4. Delimitação do Benefício de Equiparação

Um ponto crucial da decisão foi a interpretação de que o benefício da equiparação à permuta, para fins de exclusão da tributação do ganho de capital, não se aplica a imóveis residenciais com edificações. A Receita Federal fundamentou esta decisão no art. 111, inciso II, do Código Tributário Nacional, que proíbe interpretação extensiva para normas que dispensem o pagamento de tributos.

Portanto, no caso analisado, como a operação envolvia a alienação de um imóvel residencial (terreno com edificação) e não apenas um terreno, a equiparação prevista no § 1º do art. 132 do RIR/2018 não se aplicava.

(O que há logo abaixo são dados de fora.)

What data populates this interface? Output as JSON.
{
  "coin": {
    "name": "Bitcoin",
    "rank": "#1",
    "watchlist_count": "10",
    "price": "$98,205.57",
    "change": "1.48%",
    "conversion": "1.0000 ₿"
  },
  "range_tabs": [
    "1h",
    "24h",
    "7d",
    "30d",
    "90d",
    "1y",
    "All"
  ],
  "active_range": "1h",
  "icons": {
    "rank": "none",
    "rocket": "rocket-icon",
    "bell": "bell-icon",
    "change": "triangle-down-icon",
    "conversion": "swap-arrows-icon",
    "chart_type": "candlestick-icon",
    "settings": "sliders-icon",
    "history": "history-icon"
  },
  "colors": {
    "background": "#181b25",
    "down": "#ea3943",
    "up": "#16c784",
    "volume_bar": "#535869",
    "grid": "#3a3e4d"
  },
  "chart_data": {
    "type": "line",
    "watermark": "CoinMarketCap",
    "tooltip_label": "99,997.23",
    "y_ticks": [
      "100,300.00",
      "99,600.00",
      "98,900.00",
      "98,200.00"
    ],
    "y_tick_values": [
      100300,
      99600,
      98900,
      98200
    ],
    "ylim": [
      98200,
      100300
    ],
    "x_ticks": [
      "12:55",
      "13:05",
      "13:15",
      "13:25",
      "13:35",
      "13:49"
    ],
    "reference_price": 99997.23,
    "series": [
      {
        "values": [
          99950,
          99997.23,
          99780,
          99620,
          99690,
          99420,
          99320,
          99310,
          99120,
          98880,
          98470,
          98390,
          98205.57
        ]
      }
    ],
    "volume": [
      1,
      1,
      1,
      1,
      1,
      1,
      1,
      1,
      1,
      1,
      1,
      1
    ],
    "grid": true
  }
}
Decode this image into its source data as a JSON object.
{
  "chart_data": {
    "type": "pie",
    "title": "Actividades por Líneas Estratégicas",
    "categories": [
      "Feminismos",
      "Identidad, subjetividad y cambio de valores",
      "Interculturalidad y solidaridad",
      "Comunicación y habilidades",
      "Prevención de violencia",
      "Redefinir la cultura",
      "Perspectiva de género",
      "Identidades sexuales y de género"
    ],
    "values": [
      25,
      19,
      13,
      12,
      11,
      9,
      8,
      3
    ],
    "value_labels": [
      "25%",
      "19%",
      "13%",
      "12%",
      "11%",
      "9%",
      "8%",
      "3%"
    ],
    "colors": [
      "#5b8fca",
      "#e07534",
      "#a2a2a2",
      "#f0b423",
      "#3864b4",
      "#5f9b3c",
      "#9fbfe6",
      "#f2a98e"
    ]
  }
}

5. Alienação com Pagamento em Unidades a Construir

Outro esclarecimento importante diz respeito ao momento de incidência do imposto sobre o ganho de capital quando o pagamento é feito em unidades imobiliárias a construir. Neste caso, o Imposto sobre Ganho de Capital na Permuta de Imóveis deverá ser pago até o último dia útil do mês subsequente ao do recebimento de cada unidade.

Esta orientação está alinhada com o regime de caixa aplicável às pessoas físicas, segundo o qual a tributação ocorre quando há efetiva disponibilidade econômica ou jurídica dos recursos.

6. Fatores de Redução da Base de Cálculo

A Solução de Consulta também confirmou a aplicabilidade dos fatores de redução previstos no art. 40 da Lei nº 11.196/2005 para o cálculo do Imposto sobre Ganho de Capital na Permuta de Imóveis. Estes fatores consideram o tempo decorrido entre a aquisição e a alienação do imóvel, reduzindo a base de cálculo do imposto devido.

A aplicação desses fatores é válida para qualquer modalidade de alienação de bens imóveis, incluindo compra e venda, permuta ou dação em pagamento.

Fundamentos Legais

A Solução de Consulta fundamentou-se em diversos dispositivos legais e normativos, entre os quais destacam-se:

  • Lei nº 5.172/1966 (CTN), artigos 43 e 111
  • Lei nº 7.713/1988, artigos 2º e 21
  • Lei nº 11.196/2005, artigo 40
  • Decreto nº 9.580/2018 (RIR/2018), artigos 128, 132, 150, 151 e 153
  • Instrução Normativa SRF nº 84/1979
  • Instrução Normativa SRF nº 107/1988

A consulta à Solução de Consulta COSIT nº 128/2024 na íntegra é recomendável para os profissionais que desejam aprofundar-se no tema.

Impactos Práticos para os Contribuintes

Esta orientação da Receita Federal traz implicações práticas significativas para quem realiza operações imobiliárias:

  1. Distinção entre terreno e imóvel com edificação: A equiparação à permuta, com a consequente tributação apenas sobre a torna, aplica-se somente na alienação de terrenos (sem edificação).
  2. Formalização adequada das operações: A escrituração correta dos instrumentos jurídicos é essencial para caracterizar a operação como permuta ou como operação equivalente.
  3. Planejamento tributário: Em alguns casos, pode ser mais vantajoso separar as operações de alienação do terreno e da edificação.
  4. Momento de recolhimento do imposto: Em operações com unidades a construir, o imposto será devido apenas no momento do recebimento efetivo de cada unidade.

Recomenda-se que contribuintes que pretendam realizar operações de permuta imobiliária busquem orientação especializada para estruturar adequadamente o negócio, minimizando a carga tributária dentro dos limites legais.

Considerações Finais

A Solução de Consulta COSIT 128/2024 oferece orientações valiosas sobre o Imposto sobre Ganho de Capital na Permuta de Imóveis, esclarecendo pontos controversos e estabelecendo limites claros para a aplicação dos benefícios fiscais previstos na legislação.

A interpretação restritiva da Receita Federal quanto à equiparação de operações à permuta reforça a necessidade de cautela no planejamento tributário de operações imobiliárias complexas, especialmente aquelas que envolvem imóveis com edificações.

É importante ressaltar que a orientação contida na Solução de Consulta vincula os auditores fiscais da Receita Federal e confere segurança jurídica aos contribuintes que se enquadrarem nas situações nela descritas, desde que os fatos sejam exatamente aqueles apresentados na consulta.